The Big Confrontation has begun in the Senate. It’s not about the judges nominated - Priscilla Owen and Janice Rogers Brown. It’s not about activist or non-activist judicial philosophy. It’s not about political partisanship. It’s not about any principle, such as conservatism or liberalism. It’s not even about the virtues and flaws of the filibuster. The Confrontation is strictly about power. Republicans deem the filibuster rule to be in the way of their packing the Supreme Court, so they plan to break it. Despite the fact that Senate rules do not allow the “nuclear option”!

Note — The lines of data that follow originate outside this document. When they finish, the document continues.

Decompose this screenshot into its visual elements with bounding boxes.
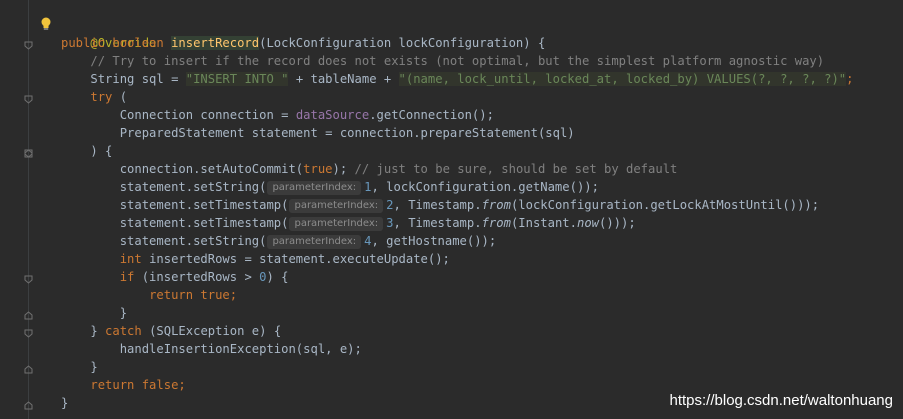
lightbulb-icon[interactable] (40, 17, 52, 31)
code-text: ) { (90, 144, 113, 158)
code-line[interactable]: statement.setString(parameterIndex: 1, lo… (61, 178, 599, 196)
keyword-token: public boolean (61, 36, 172, 50)
code-line[interactable]: statement.setString(parameterIndex: 4, ge… (61, 232, 496, 250)
fold-open-icon[interactable] (24, 95, 33, 104)
code-line[interactable]: try ( (61, 88, 127, 106)
code-text: PreparedStatement statement = connection… (119, 126, 575, 140)
code-text: + tableName + (288, 72, 399, 86)
code-text: (Instant. (510, 216, 577, 230)
code-text: , getHostname()); (371, 234, 497, 248)
code-line[interactable]: handleInsertionException(sql, e); (61, 340, 362, 358)
comment-token: // Try to insert if the record does not … (90, 54, 825, 68)
keyword-token: true (303, 162, 333, 176)
fold-open-icon[interactable] (24, 41, 33, 50)
code-text: ) { (266, 270, 289, 284)
code-line[interactable]: connection.setAutoCommit(true); // just … (61, 160, 678, 178)
code-line[interactable]: PreparedStatement statement = connection… (61, 124, 575, 142)
code-line[interactable]: public boolean insertRecord(LockConfigur… (61, 34, 545, 52)
number-token: 2 (386, 198, 394, 212)
fold-open-icon[interactable] (24, 329, 33, 338)
number-token: 4 (364, 234, 372, 248)
fold-close-icon[interactable] (24, 401, 33, 410)
code-text: , lockConfiguration.getName()); (371, 180, 599, 194)
number-token: 3 (386, 216, 394, 230)
code-editor[interactable]: @Override public boolean insertRecord(Lo… (0, 0, 903, 419)
fold-open-icon[interactable] (24, 275, 33, 284)
code-text: handleInsertionException(sql, e); (119, 342, 362, 356)
code-text: ); (332, 162, 355, 176)
code-line[interactable]: } (61, 358, 98, 376)
code-text: insertedRows = statement.executeUpdate()… (149, 252, 450, 266)
keyword-token: try (90, 90, 120, 104)
code-text: (SQLException e) { (149, 324, 282, 338)
code-text: } (61, 396, 69, 410)
comment-token: // just to be sure, should be set by def… (354, 162, 678, 176)
code-text: ( (119, 90, 128, 104)
code-line[interactable]: return true; (61, 286, 237, 304)
code-line[interactable]: } (61, 304, 127, 322)
code-text: ())); (599, 216, 636, 230)
code-line[interactable]: @Override (61, 16, 156, 50)
code-text: (lockConfiguration.getLockAtMostUntil())… (510, 198, 820, 212)
code-text: .getConnection(); (369, 108, 494, 122)
code-text: ; (846, 72, 854, 86)
static-method-token: from (481, 198, 511, 212)
code-text: statement.setString( (119, 180, 267, 194)
keyword-token: catch (105, 324, 150, 338)
code-line[interactable]: if (insertedRows > 0) { (61, 268, 289, 286)
keyword-token: return false (90, 378, 179, 392)
code-text: statement.setTimestamp( (119, 198, 289, 212)
code-line[interactable]: String sql = "INSERT INTO " + tableName … (61, 70, 853, 88)
string-token: "INSERT INTO " (185, 72, 289, 86)
code-line[interactable]: ) { (61, 142, 112, 160)
fold-close-icon[interactable] (24, 365, 33, 374)
static-method-token: from (481, 216, 511, 230)
code-text: , Timestamp. (393, 216, 482, 230)
code-text: statement.setString( (119, 234, 267, 248)
keyword-token: if (119, 270, 142, 284)
code-text: connection.setAutoCommit( (119, 162, 304, 176)
gutter-divider (28, 0, 29, 419)
code-line[interactable]: statement.setTimestamp(parameterIndex: 3,… (61, 214, 636, 232)
number-token: 1 (364, 180, 372, 194)
field-token: dataSource (295, 108, 370, 122)
parameter-hint: parameterIndex: (289, 217, 384, 231)
code-line[interactable]: return false; (61, 376, 186, 394)
code-text: Connection connection = (119, 108, 296, 122)
parameter-hint: parameterIndex: (267, 181, 362, 195)
code-text: ; (178, 378, 186, 392)
parameter-hint: parameterIndex: (267, 235, 362, 249)
keyword-token: int (119, 252, 150, 266)
code-line[interactable]: } (61, 394, 68, 412)
code-line[interactable]: // Try to insert if the record does not … (61, 52, 824, 70)
method-name-token: insertRecord (171, 36, 260, 50)
code-text: (LockConfiguration lockConfiguration) { (259, 36, 546, 50)
code-line[interactable]: } catch (SQLException e) { (61, 322, 281, 340)
code-text: ; (229, 288, 238, 302)
parameter-hint: parameterIndex: (289, 199, 384, 213)
fold-open-icon[interactable] (24, 149, 33, 158)
static-method-token: now (576, 216, 599, 230)
fold-close-icon[interactable] (24, 311, 33, 320)
code-text: (insertedRows > (141, 270, 260, 284)
code-text: statement.setTimestamp( (119, 216, 289, 230)
watermark-text: https://blog.csdn.net/waltonhuang (669, 392, 894, 409)
code-text: String sql = (90, 72, 186, 86)
keyword-token: return true (149, 288, 230, 302)
string-token: "(name, lock_until, locked_at, locked_by… (398, 72, 847, 86)
code-text: } (90, 324, 106, 338)
code-line[interactable]: statement.setTimestamp(parameterIndex: 2,… (61, 196, 819, 214)
code-line[interactable]: int insertedRows = statement.executeUpda… (61, 250, 450, 268)
code-text: } (119, 306, 128, 320)
code-line[interactable]: Connection connection = dataSource.getCo… (61, 106, 494, 124)
code-text: , Timestamp. (393, 198, 482, 212)
code-text: } (90, 360, 98, 374)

Norman Ornstein, of the conservative American Enterprise Institute, who studies the history and ways of the Senate as an institution, states in glaringly obvious terms, that the "nuclear option" is against Senate rules:

"To make this happen, the Senate will have to get around the clear rules and precedents, set and regularly reaffirmed over 200 years, that allow debate on questions of constitutional interpretation--debate which itself can be filibustered. It will have to do this in a peremptory fashion, ignoring or overruling the Parliamentarian. And it will establish, beyond question, a new precedent. Namely, that whatever the Senate rules say--regardless of the view held since the Senate’s beginnings that it is a continuing body with continuing rules and precedents--they can be ignored or reversed at any given moment on the whim of the current majority."

These points are clear:

  • The filibuster has been around for over 200 years
  • To stop a filibuster requires 60 votes.
  • To change a rule requires a 2/3 majority - 67 votes.
  • Before changing a rule, you must allow a filibuster about it
  • If you do not know the rules, ask the parliamentarian, who has already said that a rule change would require 67 votes.
Ornstein makes another point clear:
"Ignored in this argument has been Senate Rule XXXI, which makes clear that there is neither guarantee nor expectation that nominations made by the president get an up-or-down vote, or indeed any action at all."

There you have it. The "nuclear option" is nothng but a power play. Republicans are willing to disregard Senate rules in order to get their way. If we allow this, they will keep on ridding the Senate of rules that stymie them and their agenda. The Senate will become a rubber stamp for those in power. Our democracy and its checks and balances will suffer.

You've been hearing all kinds of propaganda about the evils of "liberals," "Democratic obstructionists" and "secularist devils." All in order to gain non-democratic power. The Senate filibuster rule stymies Republicans, so they intend to break it.

The issue is joined: Republicans want to break rules. Democrats want to keep them.